5. Pour rejeter la demande de Mme B présentée sur le fondement du II de l'article L. 441-2-3 du code de la construction et de l'habitation, la commission de médiation a retenu, dans sa décision du 9 novembre 2021, que, si la requérante était dans la situation où elle n'a pas reçu de proposition de logement dans un délai anormalement long de 36 mois et qu'elle se trouvait dépourvue de logement, l'instruction de son dossier révélait qu'elle n'était pas apte à occuper un logement autonome et qu'elle avait reçu une réponse favorable du service intégré d'accueil et d'orientation de l'Hérault (SIAO 34) le 25 octobre 2021 à sa demande d'hébergement en logement de transition, en logement-foyer ou en résidence hôtelière à vocation sociale. Pour rejeter le recours gracieux présenté par la requérante contre cette décision, la commission de médiation, dans sa décision du 5 avril 2022, a retenu les mêmes éléments, et notamment que le parcours résidentiel de la requérante révélait la nécessité d'un accompagnement social pour un accueil, notamment, en logement de transition, en précisant que Mme B avait décidé de renoncer à l'hébergement qu'elle avait sollicité auprès du SIAO au motif qu'elle avait trouvé un hébergement stable chez des connaissances.

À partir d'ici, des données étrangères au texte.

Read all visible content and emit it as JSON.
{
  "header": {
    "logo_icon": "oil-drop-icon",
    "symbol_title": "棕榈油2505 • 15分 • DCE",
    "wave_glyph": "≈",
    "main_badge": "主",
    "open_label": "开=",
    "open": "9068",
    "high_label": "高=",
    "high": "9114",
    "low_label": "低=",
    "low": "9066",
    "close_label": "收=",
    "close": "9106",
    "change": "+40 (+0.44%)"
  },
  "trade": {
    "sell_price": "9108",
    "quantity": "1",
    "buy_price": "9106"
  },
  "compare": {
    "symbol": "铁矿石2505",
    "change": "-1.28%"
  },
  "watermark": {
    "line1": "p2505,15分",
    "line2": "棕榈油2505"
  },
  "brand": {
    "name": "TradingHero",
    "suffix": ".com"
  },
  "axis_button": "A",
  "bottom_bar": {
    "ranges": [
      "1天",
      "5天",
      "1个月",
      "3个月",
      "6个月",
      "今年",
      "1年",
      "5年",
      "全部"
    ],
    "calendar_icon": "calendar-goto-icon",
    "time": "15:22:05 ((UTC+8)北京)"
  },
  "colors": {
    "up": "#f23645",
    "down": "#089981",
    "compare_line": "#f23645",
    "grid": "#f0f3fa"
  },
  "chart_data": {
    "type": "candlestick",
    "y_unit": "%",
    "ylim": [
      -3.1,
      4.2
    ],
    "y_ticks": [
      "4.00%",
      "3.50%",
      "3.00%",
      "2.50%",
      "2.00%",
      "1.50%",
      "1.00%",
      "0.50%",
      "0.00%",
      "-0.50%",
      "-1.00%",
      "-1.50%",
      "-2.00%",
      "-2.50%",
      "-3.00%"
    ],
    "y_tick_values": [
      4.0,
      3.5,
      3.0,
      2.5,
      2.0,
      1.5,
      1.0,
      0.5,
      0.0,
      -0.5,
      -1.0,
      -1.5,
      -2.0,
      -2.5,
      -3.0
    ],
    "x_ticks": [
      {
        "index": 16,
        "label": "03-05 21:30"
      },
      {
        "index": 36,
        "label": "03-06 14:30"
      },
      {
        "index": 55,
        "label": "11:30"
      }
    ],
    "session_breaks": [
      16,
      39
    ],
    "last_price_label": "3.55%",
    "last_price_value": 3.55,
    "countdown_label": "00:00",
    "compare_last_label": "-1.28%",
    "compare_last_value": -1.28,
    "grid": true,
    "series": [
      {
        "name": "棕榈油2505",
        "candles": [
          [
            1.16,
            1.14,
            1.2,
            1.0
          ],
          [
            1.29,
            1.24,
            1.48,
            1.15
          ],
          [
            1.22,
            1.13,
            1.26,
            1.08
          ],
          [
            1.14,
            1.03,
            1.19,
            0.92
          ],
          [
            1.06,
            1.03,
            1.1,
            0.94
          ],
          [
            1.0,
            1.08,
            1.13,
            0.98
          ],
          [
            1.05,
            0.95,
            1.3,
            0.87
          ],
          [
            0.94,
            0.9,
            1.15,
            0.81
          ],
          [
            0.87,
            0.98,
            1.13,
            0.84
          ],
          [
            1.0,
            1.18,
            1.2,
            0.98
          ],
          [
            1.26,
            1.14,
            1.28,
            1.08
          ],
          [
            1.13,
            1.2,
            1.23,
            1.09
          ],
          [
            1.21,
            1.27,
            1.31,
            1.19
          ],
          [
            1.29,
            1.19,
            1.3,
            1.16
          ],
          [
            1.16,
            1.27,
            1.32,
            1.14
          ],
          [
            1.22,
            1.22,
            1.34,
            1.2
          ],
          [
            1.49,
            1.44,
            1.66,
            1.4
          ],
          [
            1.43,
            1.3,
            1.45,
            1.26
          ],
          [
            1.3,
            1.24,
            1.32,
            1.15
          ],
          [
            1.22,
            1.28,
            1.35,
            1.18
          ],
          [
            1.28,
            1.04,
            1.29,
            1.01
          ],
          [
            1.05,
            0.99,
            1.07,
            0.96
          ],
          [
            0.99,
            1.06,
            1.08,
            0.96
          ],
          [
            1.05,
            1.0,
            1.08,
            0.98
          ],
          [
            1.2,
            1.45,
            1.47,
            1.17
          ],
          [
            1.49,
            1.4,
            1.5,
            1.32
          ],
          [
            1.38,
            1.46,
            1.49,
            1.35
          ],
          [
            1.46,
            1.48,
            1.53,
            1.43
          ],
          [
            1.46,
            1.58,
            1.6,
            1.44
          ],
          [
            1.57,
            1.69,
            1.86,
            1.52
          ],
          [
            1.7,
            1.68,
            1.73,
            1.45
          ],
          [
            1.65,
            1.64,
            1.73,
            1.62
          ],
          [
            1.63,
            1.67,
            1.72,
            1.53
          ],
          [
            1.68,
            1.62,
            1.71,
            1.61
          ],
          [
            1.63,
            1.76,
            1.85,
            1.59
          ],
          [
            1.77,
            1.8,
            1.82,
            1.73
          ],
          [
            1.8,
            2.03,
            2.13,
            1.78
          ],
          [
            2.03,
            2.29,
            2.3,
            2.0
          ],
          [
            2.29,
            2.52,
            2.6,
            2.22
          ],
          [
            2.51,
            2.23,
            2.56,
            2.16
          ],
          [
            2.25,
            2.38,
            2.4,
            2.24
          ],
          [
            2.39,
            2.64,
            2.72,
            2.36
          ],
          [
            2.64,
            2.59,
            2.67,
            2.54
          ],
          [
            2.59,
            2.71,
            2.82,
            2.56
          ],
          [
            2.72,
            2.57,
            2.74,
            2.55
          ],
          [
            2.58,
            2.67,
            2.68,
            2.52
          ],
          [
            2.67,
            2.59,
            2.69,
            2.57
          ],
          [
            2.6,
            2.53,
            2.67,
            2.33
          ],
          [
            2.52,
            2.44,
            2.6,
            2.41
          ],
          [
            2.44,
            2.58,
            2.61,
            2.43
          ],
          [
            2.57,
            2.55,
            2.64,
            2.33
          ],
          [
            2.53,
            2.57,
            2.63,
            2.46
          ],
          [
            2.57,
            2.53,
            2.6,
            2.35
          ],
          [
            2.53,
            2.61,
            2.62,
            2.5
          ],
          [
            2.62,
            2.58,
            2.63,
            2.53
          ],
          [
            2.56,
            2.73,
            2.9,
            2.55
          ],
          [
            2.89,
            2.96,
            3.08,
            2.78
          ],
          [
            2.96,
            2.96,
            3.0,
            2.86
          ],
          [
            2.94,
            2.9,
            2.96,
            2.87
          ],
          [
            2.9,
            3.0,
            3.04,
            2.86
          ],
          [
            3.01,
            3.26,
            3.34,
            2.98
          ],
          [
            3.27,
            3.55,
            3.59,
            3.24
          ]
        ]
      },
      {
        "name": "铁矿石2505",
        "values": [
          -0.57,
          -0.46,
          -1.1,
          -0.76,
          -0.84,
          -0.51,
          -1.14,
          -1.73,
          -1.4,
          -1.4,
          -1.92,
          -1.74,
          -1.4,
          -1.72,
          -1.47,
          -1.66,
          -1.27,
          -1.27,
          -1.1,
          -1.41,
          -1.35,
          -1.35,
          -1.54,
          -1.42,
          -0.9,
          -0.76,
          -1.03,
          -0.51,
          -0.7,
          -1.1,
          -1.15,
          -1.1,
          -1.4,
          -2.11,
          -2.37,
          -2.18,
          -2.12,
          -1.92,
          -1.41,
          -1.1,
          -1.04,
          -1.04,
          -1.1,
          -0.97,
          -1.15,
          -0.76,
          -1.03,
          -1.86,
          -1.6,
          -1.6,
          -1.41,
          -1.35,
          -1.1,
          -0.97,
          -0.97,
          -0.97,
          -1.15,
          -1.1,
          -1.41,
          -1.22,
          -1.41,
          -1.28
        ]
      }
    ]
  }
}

6. Contrairement à ce que soutient Mme B, la commission de médiation ne lui a pas opposé la circonstance qu'elle aurait refusé une proposition d'hébergement qui lui aurait été soumise par le SIAO 34 mais a relevé que son dossier, constitué en vue d'obtenir un logement de transition, avec un accompagnement renforcé, avait été validé par la commission du SIAO le 25 mars 2021. Dès lors, le moyen tiré de l'erreur de fait doit être rejeté.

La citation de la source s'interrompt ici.